Basically, after decades of abuse, government scientists and administrators know that Republicans are itching to shut them down or destroy their work and that no one will protect them. Being in a permanent defensive crouch makes for bad decisions.
On one side, there’s a bunch of political scientists and economists who think they have the Constitutional right to have the taxpayers do data collection for them, and will now have a slightly harder time publishing papers that “discover” “causal effects”.
On the other side, there’s a bunch of theoretical computer scientists who, in the tradition of their field, have a very paranoid threat model and always focus on the worst possible outcome. It’s pretty rare for theoretical CS to have any real impact and they’re not going to give up on that opportunity.
I’m biased towards the computer scientists here, although the anti-differential-privacy crowd’s arguments seem stronger now than a year or two ago (as the two sides come to understand each other better).
If the non-noisy data is released, someone will do the database reconstruction attack, and it will become available on the Internet. It won’t be hypothetical for long. I don’t actually have a sense of how bad this would be in practice.
I still don’t understand what the bloody use case is. The government has all this data on every 1040 I’ve submitted. Google has or can parse it all together, as can at least Amazon and Netflix.
Probably every one of those “look people’s public records data up” has 90% of the census data and a bunch more beside.
What is this protecting us from?
Another example of making policy without cost benefit analysis.

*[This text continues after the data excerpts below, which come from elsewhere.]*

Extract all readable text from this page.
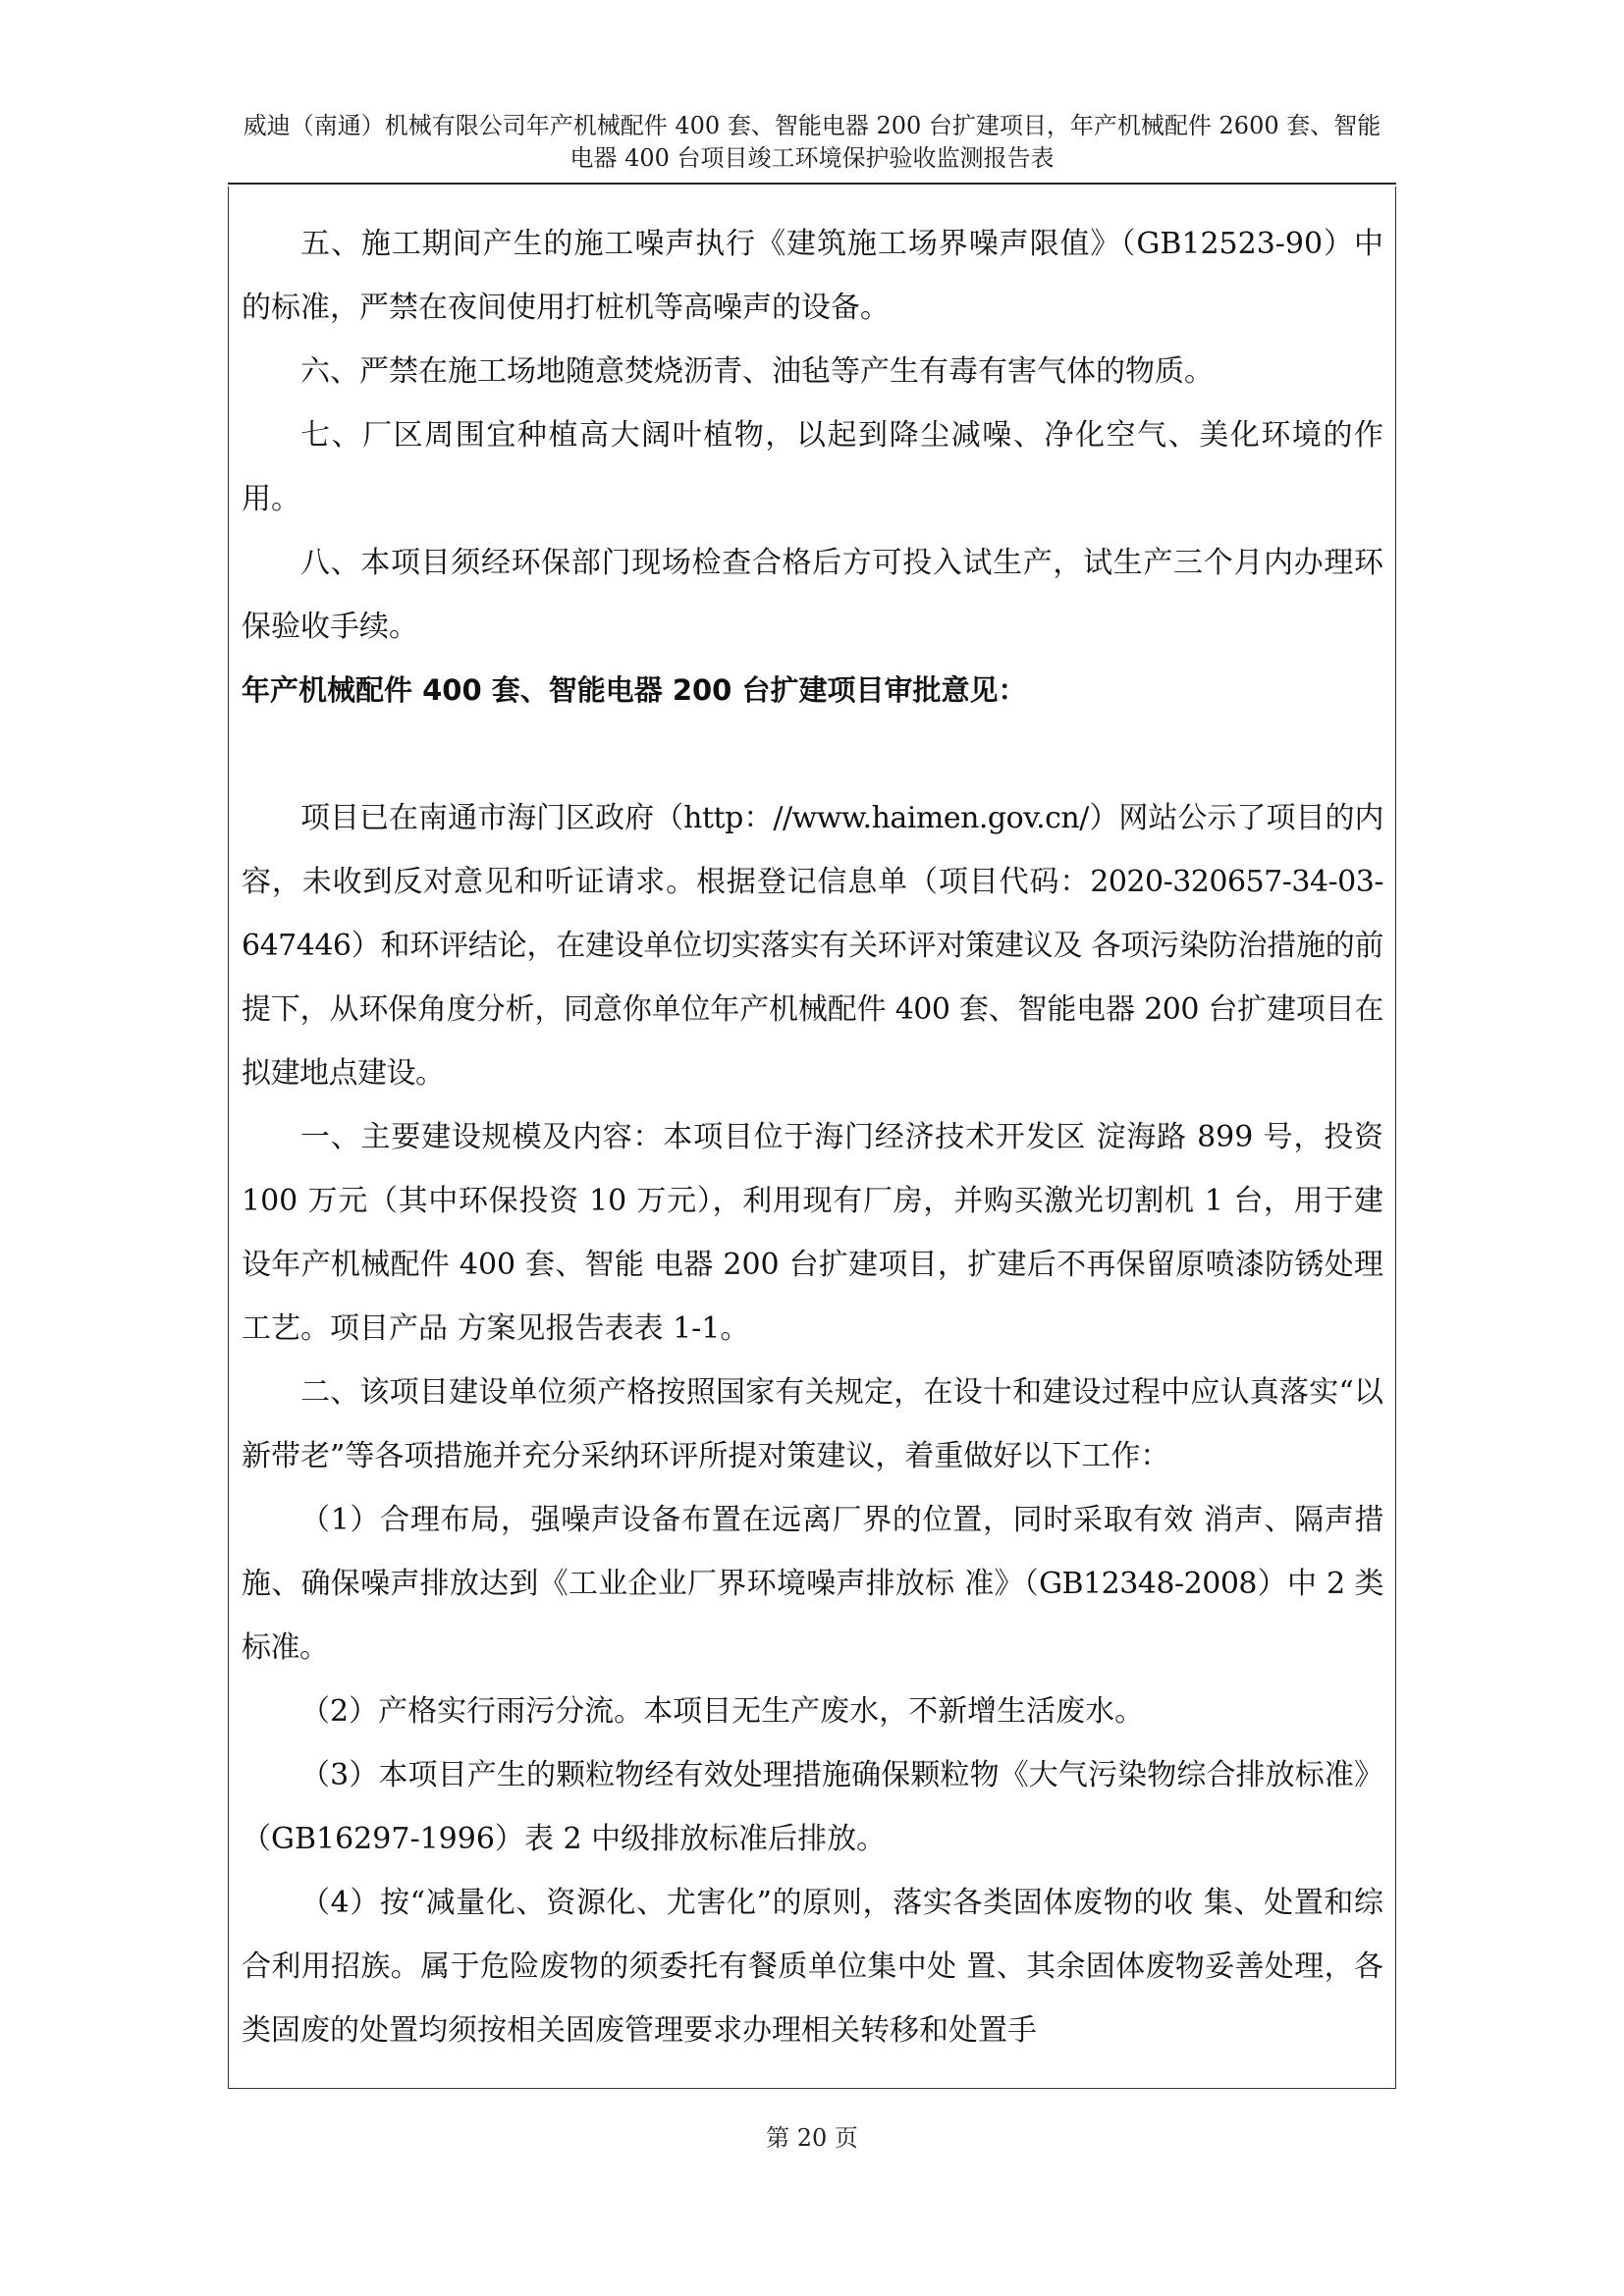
威迪（南通）机械有限公司年产机械配件 400 套、智能电器 200 台扩建项目，年产机械配件 2600 套、智能
电器 400 台项目竣工环境保护验收监测报告表

五、施工期间产生的施工噪声执行《建筑施工场界噪声限值》（GB12523-90）中的标准，严禁在夜间使用打桩机等高噪声的设备。

六、严禁在施工场地随意焚烧沥青、油毡等产生有毒有害气体的物质。

七、厂区周围宜种植高大阔叶植物，以起到降尘减噪、净化空气、美化环境的作用。

八、本项目须经环保部门现场检查合格后方可投入试生产，试生产三个月内办理环保验收手续。

年产机械配件 400 套、智能电器 200 台扩建项目审批意见：

项目已在南通市海门区政府（http：//www.haimen.gov.cn/）网站公示了项目的内容，未收到反对意见和听证请求。根据登记信息单（项目代码：2020-320657-34-03-647446）和环评结论，在建设单位切实落实有关环评对策建议及 各项污染防治措施的前提下，从环保角度分析，同意你单位年产机械配件 400 套、智能电器 200 台扩建项目在拟建地点建设。

一、主要建设规模及内容：本项目位于海门经济技术开发区 淀海路 899 号，投资 100 万元（其中环保投资 10 万元），利用现有厂房，并购买激光切割机 1 台，用于建设年产机械配件 400 套、智能 电器 200 台扩建项目，扩建后不再保留原喷漆防锈处理工艺。项目产品 方案见报告表表 1-1。

二、该项目建设单位须产格按照国家有关规定，在设十和建设过程中应认真落实“以新带老”等各项措施并充分采纳环评所提对策建议，着重做好以下工作：

（1）合理布局，强噪声设备布置在远离厂界的位置，同时采取有效 消声、隔声措施、确保噪声排放达到《工业企业厂界环境噪声排放标 准》（GB12348-2008）中 2 类标准。

（2）产格实行雨污分流。本项目无生产废水，不新增生活废水。

（3）本项目产生的颗粒物经有效处理措施确保颗粒物《大气污染物综合排放标准》（GB16297-1996）表 2 中级排放标准后排放。

（4）按“减量化、资源化、尤害化”的原则，落实各类固体废物的收 集、处置和综合利用招族。属于危险废物的须委托有餐质单位集中处 置、其余固体废物妥善处理，各类固废的处置均须按相关固废管理要求办理相关转移和处置手

第 20 页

My related beef is that medical communication has to be conducted by clunky "Portals" rather than old fashioned email. What is the expected value of the harm of someone hacking my email an learning my PSA at the dame time I do? Does it exceed the cost of establishing and using the "portal?" Much communication with the government suffers the same problem. Why does it need to be more difficult to look up something from my Social Security account than to buy something from Amazon?